Media Pendidikan – 01 Mei 2026 | Jakarta, 1 Mei 2026 – Kementerian Pendidikan, Kebudayaan, Riset, dan Teknologi (Kemendikdasmen) mengungkap bahwa sekitar 85 persen bangunan sekolah dasar (SD) di seluruh Indonesia mengalami kerusakan. Dari total tersebut, diperkirakan sebanyak 120 ribu gedung SD berada dalam kondisi tak layak pakai.

Data ini menjadi sinyal kuat bagi pemerintah untuk mempercepat program revitalisasi sekolah, sebuah inisiatif yang bertujuan memperbaiki infrastruktur pendidikan sehingga proses belajar mengajar dapat berlangsung dengan aman dan nyaman. Menteri Pendidikan, Nadiem Makarim, menegaskan, “Kami berkomitmen memperbaiki semua sekolah yang rusak demi menciptakan lingkungan belajar yang layak bagi setiap anak Indonesia.”

Baca juga:

Skala Kerusakan dan Tantangan yang Dihadapi

Angka 85 persen mencerminkan permasalahan struktural yang telah lama mengganggu kualitas fasilitas pendidikan. Jika dihitung secara kasar, total bangunan SD di Indonesia berkisar antara 140.000 hingga 150.000 unit, dengan lebih dari satu pertiga di antaranya berada dalam kondisi kritis. Kerusakan meliputi atap bocor, dinding retak, serta lantai yang tidak stabil, yang semuanya berpotensi membahayakan siswa dan guru.

Kerusakan ini tidak hanya menghambat proses pembelajaran, tetapi juga menurunkan motivasi belajar siswa. Beberapa wilayah, terutama di daerah terpencil dan daerah rawan bencana, melaporkan tingkat kerusakan yang lebih tinggi dibandingkan dengan daerah perkotaan.

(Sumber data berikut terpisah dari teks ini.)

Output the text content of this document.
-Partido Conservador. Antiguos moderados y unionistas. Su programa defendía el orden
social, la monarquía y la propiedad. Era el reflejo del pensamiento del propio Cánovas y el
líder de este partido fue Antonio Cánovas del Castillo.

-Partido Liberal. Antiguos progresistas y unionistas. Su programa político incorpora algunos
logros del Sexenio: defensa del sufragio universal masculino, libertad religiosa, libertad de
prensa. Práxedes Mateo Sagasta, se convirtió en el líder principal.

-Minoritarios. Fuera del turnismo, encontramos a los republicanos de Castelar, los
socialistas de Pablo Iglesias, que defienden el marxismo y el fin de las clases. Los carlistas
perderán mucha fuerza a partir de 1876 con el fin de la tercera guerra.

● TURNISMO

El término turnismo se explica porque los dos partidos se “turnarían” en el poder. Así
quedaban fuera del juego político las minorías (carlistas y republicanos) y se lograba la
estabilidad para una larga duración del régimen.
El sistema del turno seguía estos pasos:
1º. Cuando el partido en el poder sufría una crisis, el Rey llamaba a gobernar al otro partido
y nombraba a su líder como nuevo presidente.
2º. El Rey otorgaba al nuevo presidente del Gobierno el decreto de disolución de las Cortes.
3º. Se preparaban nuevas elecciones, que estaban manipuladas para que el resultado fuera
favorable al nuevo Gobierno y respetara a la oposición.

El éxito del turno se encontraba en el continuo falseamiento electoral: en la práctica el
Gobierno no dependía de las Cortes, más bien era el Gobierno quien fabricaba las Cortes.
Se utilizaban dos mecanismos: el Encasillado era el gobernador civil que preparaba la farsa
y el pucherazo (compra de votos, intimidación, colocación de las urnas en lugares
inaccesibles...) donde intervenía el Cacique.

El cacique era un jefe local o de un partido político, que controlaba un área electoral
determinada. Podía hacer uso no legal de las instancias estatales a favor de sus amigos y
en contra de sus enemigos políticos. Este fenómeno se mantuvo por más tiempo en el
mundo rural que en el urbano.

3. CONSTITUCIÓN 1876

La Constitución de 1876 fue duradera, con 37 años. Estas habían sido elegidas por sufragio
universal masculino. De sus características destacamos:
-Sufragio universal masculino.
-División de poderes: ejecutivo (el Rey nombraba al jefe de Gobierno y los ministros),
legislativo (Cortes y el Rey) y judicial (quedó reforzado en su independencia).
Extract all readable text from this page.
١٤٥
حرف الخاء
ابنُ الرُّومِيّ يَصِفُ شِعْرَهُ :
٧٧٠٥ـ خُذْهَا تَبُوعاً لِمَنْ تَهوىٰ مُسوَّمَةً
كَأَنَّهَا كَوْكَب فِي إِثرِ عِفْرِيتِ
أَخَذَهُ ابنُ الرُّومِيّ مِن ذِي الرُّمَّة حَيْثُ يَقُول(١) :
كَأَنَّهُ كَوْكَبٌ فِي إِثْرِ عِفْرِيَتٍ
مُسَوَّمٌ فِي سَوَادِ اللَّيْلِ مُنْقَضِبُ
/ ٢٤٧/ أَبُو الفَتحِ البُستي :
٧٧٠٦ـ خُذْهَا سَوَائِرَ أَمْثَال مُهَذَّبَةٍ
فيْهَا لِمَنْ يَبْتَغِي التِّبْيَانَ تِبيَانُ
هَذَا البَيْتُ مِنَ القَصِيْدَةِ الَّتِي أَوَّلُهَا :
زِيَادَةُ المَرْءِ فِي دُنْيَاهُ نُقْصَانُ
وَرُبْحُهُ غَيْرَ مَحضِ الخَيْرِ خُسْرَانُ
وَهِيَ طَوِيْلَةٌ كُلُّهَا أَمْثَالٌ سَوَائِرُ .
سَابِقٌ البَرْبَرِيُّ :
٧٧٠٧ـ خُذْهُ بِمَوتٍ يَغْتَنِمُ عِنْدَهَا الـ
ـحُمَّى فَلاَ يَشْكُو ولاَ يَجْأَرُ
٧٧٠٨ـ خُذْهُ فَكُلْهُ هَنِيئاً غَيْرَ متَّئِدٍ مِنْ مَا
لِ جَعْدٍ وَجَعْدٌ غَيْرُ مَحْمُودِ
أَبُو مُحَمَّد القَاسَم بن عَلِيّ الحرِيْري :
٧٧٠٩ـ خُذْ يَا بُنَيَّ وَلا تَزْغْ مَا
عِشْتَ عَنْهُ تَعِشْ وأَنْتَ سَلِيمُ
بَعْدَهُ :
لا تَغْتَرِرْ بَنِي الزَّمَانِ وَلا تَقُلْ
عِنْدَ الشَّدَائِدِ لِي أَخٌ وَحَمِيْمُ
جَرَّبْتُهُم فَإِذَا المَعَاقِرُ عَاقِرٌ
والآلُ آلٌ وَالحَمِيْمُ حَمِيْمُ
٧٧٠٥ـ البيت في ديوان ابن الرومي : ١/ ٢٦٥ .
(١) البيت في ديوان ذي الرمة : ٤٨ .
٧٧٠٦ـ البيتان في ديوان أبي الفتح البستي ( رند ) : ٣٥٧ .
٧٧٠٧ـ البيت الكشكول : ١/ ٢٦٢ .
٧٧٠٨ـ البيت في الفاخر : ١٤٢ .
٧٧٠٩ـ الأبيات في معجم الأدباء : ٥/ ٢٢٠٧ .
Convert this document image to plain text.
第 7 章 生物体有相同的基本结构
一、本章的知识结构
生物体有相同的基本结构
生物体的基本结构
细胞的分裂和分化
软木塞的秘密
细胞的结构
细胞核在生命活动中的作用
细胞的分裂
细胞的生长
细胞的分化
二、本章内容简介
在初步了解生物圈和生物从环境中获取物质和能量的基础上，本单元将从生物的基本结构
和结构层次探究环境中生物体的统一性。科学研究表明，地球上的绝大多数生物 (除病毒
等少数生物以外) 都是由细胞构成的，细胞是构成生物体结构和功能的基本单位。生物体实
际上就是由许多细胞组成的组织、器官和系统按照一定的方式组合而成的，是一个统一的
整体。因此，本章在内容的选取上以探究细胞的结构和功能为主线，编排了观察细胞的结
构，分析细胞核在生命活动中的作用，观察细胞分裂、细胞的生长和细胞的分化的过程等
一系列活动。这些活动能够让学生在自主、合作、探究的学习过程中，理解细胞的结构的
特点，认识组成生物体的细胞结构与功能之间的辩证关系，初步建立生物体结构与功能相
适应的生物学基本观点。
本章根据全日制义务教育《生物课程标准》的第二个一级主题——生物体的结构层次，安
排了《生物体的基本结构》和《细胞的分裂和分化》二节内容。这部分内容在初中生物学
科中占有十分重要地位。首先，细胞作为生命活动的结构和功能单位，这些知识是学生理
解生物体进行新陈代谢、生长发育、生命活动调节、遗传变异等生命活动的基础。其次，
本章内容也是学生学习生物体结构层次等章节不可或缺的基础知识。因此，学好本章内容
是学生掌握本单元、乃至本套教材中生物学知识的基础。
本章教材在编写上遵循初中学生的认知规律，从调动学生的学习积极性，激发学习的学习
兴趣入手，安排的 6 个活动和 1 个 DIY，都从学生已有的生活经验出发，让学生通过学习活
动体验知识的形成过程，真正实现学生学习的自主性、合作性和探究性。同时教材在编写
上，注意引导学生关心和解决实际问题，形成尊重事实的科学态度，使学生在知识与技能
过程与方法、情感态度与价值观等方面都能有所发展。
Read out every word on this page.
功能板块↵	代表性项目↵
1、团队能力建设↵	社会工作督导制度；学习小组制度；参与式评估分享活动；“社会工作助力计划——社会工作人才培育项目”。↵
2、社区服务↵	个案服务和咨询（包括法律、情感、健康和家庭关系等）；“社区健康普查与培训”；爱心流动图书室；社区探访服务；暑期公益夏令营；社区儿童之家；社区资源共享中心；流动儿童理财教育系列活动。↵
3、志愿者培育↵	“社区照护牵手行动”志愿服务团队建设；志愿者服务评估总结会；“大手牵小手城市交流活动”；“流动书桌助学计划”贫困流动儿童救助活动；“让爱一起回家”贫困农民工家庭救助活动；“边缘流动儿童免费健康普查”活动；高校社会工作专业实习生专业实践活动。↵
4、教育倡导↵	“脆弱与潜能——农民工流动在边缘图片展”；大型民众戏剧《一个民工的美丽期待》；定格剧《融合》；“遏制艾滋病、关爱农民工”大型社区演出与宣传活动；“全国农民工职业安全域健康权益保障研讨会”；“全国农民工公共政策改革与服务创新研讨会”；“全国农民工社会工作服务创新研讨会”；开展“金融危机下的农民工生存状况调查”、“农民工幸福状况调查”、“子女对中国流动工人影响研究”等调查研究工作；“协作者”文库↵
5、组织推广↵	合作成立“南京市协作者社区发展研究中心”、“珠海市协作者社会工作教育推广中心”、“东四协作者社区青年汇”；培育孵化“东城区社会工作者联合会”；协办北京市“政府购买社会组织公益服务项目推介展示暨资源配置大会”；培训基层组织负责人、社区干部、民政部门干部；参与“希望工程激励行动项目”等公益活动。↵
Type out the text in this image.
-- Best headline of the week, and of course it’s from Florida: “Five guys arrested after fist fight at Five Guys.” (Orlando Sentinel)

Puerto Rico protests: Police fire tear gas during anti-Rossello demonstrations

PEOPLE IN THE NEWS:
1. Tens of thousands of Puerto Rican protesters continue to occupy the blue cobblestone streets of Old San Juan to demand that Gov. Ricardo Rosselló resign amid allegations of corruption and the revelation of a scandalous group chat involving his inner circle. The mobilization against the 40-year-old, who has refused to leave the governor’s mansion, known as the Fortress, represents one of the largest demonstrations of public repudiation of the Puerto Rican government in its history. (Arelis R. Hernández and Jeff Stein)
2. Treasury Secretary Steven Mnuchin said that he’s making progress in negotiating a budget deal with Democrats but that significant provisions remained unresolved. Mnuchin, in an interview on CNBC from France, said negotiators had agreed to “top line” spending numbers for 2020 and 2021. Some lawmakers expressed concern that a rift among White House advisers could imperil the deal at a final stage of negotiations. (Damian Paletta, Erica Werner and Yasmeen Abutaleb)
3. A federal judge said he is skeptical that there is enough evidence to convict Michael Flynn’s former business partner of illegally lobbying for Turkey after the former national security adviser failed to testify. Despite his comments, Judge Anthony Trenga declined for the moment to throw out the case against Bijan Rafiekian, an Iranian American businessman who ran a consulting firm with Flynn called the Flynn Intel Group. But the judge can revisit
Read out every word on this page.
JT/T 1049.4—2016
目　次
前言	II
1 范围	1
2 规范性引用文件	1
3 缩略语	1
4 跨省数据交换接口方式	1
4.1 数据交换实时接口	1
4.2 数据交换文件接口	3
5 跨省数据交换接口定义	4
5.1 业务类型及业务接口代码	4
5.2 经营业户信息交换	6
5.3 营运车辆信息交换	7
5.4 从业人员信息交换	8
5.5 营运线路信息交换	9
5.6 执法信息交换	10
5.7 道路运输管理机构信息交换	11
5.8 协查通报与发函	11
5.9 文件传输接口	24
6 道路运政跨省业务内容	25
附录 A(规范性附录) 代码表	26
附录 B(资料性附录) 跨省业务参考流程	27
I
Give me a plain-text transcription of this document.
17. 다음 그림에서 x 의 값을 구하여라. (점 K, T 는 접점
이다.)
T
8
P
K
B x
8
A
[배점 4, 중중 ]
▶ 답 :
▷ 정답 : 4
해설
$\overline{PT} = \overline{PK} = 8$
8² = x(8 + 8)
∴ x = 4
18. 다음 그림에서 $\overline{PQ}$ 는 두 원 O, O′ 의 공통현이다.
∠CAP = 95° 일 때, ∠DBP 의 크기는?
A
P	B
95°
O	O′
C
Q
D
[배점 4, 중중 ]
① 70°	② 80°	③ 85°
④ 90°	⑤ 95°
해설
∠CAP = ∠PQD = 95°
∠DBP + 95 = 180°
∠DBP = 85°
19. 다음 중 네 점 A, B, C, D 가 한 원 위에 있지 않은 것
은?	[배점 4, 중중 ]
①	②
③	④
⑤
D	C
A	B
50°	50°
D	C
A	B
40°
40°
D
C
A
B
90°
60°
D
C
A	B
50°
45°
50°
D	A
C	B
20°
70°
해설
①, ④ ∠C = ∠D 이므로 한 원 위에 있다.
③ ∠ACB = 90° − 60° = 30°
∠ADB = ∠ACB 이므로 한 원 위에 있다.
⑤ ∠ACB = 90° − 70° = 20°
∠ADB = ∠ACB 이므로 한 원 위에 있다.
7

Untuk menanggapi situasi tersebut, Kemendikdasmen merencanakan serangkaian langkah strategis, antara lain:

  • Audit menyeluruh terhadap kondisi fisik setiap SD di seluruh negeri.
  • Penyusunan prioritas perbaikan berdasarkan tingkat kerusakan dan kebutuhan mendesak.
  • Kolaborasi dengan pemerintah daerah, lembaga swadaya masyarakat, dan sektor swasta untuk mengoptimalkan sumber daya.

Langkah-langkah ini diharapkan dapat mempercepat proses perbaikan, sekaligus memastikan transparansi dalam penggunaan anggaran.

Baca juga:

Selain itu, pemerintah menekankan pentingnya pendekatan berkelanjutan. Revitalisasi tidak sekadar memperbaiki kerusakan yang ada, melainkan juga memperkuat struktur bangunan agar tahan terhadap bencana alam dan perubahan iklim. Upaya ini sejalan dengan target pemerintah untuk meningkatkan kualitas pendidikan nasional dalam jangka panjang.

Data terbaru menunjukkan bahwa 120 ribu bangunan SD yang rusak tersebar di hampir seluruh provinsi, dengan konsentrasi tertinggi di wilayah Jawa Barat, Jawa Tengah, dan Sumatra Utara. Di beberapa kabupaten, kerusakan mencapai lebih dari 90 persen, menandakan perlunya intervensi segera.

Para pendidik dan orang tua pun menantikan langkah konkret dari pemerintah. Sejumlah guru mengungkapkan keprihatinan mereka, “Kami ingin fokus mengajar, bukan terus-menerus mengkhawatirkan keamanan gedung tempat kami bekerja.”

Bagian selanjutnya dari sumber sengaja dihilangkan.